Matthew, anak lelaki Anderson Thomson termasuk satu diantara ribuan korban tabrakan pesawat di gedung kembar 11 September 2002. Sebagai praktisi psikologi forensik Thomson terbiasa menangani “kasus-kasus kerja otak yang menyediakan alasan bagi sebuah tindakan,” sebagaimana halnya mengapa orang rela korbankan diri demi membunuh orang lain. Goresan luka bathin yang mendalam dari agama dalam persitiwa yang merenggut nyawa putranya itu terlihat, antara lain dalam halaman persembahan, yaitu kepada Jack cucunya, dengan harapan “he will grow up in a world freer of religion’s destructiveness.”

Thomson juga terlibat di Yayasan Richard Dawkins for Reason and Science sebagai Pengawas.
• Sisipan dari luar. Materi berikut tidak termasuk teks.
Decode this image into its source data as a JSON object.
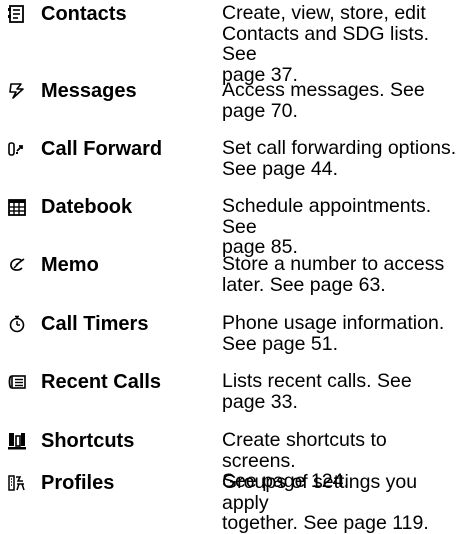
{
  "items": [
    {
      "icon": "contacts-icon",
      "name": "Contacts",
      "desc": [
        "Create, view, store, edit",
        "Contacts and SDG lists. See",
        "page 37."
      ]
    },
    {
      "icon": "messages-icon",
      "name": "Messages",
      "desc": [
        "Access messages. See",
        "page 70."
      ]
    },
    {
      "icon": "call-forward-icon",
      "name": "Call Forward",
      "desc": [
        "Set call forwarding options.",
        "See page 44."
      ]
    },
    {
      "icon": "datebook-icon",
      "name": "Datebook",
      "desc": [
        "Schedule appointments. See",
        "page 85."
      ]
    },
    {
      "icon": "memo-icon",
      "name": "Memo",
      "desc": [
        "Store a number to access",
        "later. See page 63."
      ]
    },
    {
      "icon": "call-timers-icon",
      "name": "Call Timers",
      "desc": [
        "Phone usage information.",
        "See page 51."
      ]
    },
    {
      "icon": "recent-calls-icon",
      "name": "Recent Calls",
      "desc": [
        "Lists recent calls. See",
        "page 33."
      ]
    },
    {
      "icon": "shortcuts-icon",
      "name": "Shortcuts",
      "desc": [
        "Create shortcuts to screens.",
        "See page 124."
      ]
    },
    {
      "icon": "profiles-icon",
      "name": "Profiles",
      "desc": [
        "Groups of settings you apply",
        "together. See page 119."
      ]
    }
  ]
}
Boleh dikatakan, Yayasan ini menjadi dapur memasak berbagai gagasan dan teori apologetik melawan agama. Tema karya-karya Thomson sekitar psikologi evolusioner dan eksplorasi basis kognitif dan evolusioner dari keyakinan religius. Ia mengembangkan teori tentang asal-usul kognitif dari keyakinan agama (the cognitive origins of religious belief), dan kerap menjadi pembicara utama di konferensi-konferensi ateis seperti American Atheists dan Atheist Alliance International.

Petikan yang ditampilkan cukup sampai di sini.